David A Walsh Arts and Science Seminar talk this Friday March 1st at noon in Snell 212.

poster includes image of Vijay Kumar

David A Walsh Arts and Science Seminar talk this Friday March 1st at noon in Snell 212.

Vijay Kumar, Postdoctoral Research Scientist at Columbia University Mailman School of Public Health in New York City, will speak on “Data Science Approach to Monitoring and Exposure Analysis of Air Pollution”. 

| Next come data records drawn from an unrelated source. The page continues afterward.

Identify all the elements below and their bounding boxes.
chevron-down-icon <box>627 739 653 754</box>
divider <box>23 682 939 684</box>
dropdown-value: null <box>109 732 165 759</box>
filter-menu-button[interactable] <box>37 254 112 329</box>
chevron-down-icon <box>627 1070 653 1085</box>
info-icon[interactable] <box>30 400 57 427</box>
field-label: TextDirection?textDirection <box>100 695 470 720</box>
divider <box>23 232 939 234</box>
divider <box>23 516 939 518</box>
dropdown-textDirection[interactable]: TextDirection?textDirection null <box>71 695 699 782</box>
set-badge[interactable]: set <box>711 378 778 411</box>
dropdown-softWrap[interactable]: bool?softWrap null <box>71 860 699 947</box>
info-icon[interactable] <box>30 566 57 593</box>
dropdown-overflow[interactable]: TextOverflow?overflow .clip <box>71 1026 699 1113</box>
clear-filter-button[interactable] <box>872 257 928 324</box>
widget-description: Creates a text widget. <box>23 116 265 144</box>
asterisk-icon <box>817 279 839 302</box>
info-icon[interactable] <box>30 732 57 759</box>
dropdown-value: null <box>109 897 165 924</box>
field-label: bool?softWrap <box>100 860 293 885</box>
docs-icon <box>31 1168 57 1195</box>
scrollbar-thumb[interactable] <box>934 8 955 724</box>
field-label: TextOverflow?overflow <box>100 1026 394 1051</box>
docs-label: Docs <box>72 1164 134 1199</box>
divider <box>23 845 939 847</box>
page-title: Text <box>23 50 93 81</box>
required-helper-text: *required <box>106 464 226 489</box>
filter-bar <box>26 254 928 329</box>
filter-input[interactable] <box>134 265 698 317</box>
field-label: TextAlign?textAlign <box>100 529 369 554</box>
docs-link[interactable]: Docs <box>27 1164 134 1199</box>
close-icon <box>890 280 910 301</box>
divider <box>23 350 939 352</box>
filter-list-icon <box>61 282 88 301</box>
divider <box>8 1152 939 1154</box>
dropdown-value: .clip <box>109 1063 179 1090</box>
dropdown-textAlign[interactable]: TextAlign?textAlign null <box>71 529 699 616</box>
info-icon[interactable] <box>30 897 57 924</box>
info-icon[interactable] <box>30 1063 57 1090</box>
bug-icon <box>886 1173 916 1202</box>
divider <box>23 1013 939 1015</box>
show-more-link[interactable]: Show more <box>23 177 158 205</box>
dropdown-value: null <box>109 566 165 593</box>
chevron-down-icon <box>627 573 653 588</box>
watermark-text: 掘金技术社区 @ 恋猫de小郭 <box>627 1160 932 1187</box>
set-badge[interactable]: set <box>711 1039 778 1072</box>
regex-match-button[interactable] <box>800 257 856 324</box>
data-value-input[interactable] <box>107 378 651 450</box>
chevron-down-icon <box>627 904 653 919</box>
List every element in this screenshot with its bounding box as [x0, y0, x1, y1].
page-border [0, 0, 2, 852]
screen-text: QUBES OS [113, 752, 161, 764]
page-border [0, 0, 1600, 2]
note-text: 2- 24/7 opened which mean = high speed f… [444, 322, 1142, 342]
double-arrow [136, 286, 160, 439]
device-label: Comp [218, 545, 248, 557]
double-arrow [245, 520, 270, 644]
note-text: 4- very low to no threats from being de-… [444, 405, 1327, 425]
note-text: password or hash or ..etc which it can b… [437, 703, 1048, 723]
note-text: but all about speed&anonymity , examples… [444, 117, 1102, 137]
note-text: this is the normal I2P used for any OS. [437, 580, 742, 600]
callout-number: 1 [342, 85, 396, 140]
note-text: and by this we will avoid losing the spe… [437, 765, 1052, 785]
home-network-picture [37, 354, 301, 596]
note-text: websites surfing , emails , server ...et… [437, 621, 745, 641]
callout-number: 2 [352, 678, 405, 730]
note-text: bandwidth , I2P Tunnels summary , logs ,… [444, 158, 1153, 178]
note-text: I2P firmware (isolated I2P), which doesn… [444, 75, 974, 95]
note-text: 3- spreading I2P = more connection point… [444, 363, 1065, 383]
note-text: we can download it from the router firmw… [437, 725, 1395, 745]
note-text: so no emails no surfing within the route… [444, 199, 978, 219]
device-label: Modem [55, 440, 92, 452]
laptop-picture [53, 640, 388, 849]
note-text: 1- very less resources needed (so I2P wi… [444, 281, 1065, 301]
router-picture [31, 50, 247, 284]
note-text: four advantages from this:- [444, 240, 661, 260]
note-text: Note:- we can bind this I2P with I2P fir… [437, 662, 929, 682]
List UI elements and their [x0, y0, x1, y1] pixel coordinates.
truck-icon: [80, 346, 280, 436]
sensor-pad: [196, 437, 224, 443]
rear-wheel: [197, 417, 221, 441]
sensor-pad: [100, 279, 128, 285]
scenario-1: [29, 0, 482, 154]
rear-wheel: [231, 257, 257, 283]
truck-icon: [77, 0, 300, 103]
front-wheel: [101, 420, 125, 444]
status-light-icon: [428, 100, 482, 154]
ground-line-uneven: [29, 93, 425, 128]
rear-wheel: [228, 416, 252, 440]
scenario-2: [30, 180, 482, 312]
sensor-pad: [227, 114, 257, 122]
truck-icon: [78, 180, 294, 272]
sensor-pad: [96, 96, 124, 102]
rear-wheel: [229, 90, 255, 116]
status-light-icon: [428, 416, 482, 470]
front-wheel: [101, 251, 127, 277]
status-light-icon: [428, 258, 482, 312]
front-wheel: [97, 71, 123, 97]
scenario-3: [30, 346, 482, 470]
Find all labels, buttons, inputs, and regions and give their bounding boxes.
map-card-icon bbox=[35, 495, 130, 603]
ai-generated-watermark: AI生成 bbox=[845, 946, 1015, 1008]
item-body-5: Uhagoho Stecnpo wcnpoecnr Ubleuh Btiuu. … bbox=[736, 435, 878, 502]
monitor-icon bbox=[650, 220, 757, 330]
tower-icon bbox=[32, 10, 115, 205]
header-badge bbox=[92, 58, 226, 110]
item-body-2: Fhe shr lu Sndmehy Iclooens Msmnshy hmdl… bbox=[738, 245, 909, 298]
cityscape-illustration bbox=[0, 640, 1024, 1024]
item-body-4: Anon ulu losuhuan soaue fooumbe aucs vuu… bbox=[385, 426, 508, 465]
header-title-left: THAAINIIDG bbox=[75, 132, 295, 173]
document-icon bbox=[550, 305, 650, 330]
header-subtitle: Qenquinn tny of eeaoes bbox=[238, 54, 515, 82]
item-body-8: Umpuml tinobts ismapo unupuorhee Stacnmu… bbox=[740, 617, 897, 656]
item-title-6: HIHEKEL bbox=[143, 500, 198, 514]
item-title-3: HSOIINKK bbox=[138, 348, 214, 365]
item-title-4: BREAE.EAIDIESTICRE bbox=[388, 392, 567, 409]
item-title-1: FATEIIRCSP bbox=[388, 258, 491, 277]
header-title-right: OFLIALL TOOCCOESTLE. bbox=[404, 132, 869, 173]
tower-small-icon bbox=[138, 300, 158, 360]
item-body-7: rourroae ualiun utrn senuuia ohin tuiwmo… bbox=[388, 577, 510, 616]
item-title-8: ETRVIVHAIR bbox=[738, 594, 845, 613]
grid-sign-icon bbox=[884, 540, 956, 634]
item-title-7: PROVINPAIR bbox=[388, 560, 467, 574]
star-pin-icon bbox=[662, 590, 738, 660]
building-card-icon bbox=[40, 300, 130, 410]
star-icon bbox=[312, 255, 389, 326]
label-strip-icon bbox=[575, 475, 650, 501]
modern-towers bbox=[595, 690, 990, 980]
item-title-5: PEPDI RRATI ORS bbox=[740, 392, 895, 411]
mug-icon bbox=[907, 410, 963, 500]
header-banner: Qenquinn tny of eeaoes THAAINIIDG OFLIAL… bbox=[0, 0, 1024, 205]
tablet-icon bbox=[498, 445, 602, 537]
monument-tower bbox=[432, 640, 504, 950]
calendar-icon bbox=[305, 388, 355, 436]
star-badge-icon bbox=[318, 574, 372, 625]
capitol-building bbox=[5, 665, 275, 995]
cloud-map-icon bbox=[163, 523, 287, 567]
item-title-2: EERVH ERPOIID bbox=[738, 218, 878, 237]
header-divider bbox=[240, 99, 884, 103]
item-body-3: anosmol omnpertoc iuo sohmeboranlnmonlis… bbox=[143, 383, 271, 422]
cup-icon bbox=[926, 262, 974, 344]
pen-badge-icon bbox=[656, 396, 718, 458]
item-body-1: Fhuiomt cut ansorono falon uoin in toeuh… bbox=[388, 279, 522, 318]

Bio: Vijay Kumar is a Postdoctoral Research Scientist at Columbia University Mailman School of Public Health in New York City. He received his Ph.D. in Mathematics from Clarkson University and was inducted as a Phalanx fellow in 2023. His research lies at the intersection of various domains, including data science, air monitoring, machine learning, and epidemiology. One of his primary interests is developing methodologies for air monitoring and understanding the impact of air pollution on public health.

Abstract:
Air pollution is the world’s fourth-largest risk factor for premature death, with around seven million deaths globally each year. Despite accurate air quality measurements at reference monitors, spatial resolution is limited due to a scarcity of monitoring locations. Personal exposure to air pollutants is often unknown, leading to measurement errors from reliance on predicted concentrations. To understand the impact of air pollution at personal levels,
researchers use data-driven approaches, extending monitoring data by fusing it with satellite imagery, chemical transport models, land use regression, or deploying low-cost sensors for comprehensive data. In this seminar, underlying problems in those methods and how machine learning is utilized to predict daily air pollution measurements at each kilometer grid cell will be
discussed. Additionally, the impact of differential exposure measurement error on the well-known association between air pollution and preterm birth (PTB) will be addressed. His research results show that, in the scenarios examined with different error levels, differential error introduces bias towards the null association, and the magnitude of this bias depends on the distribution of error.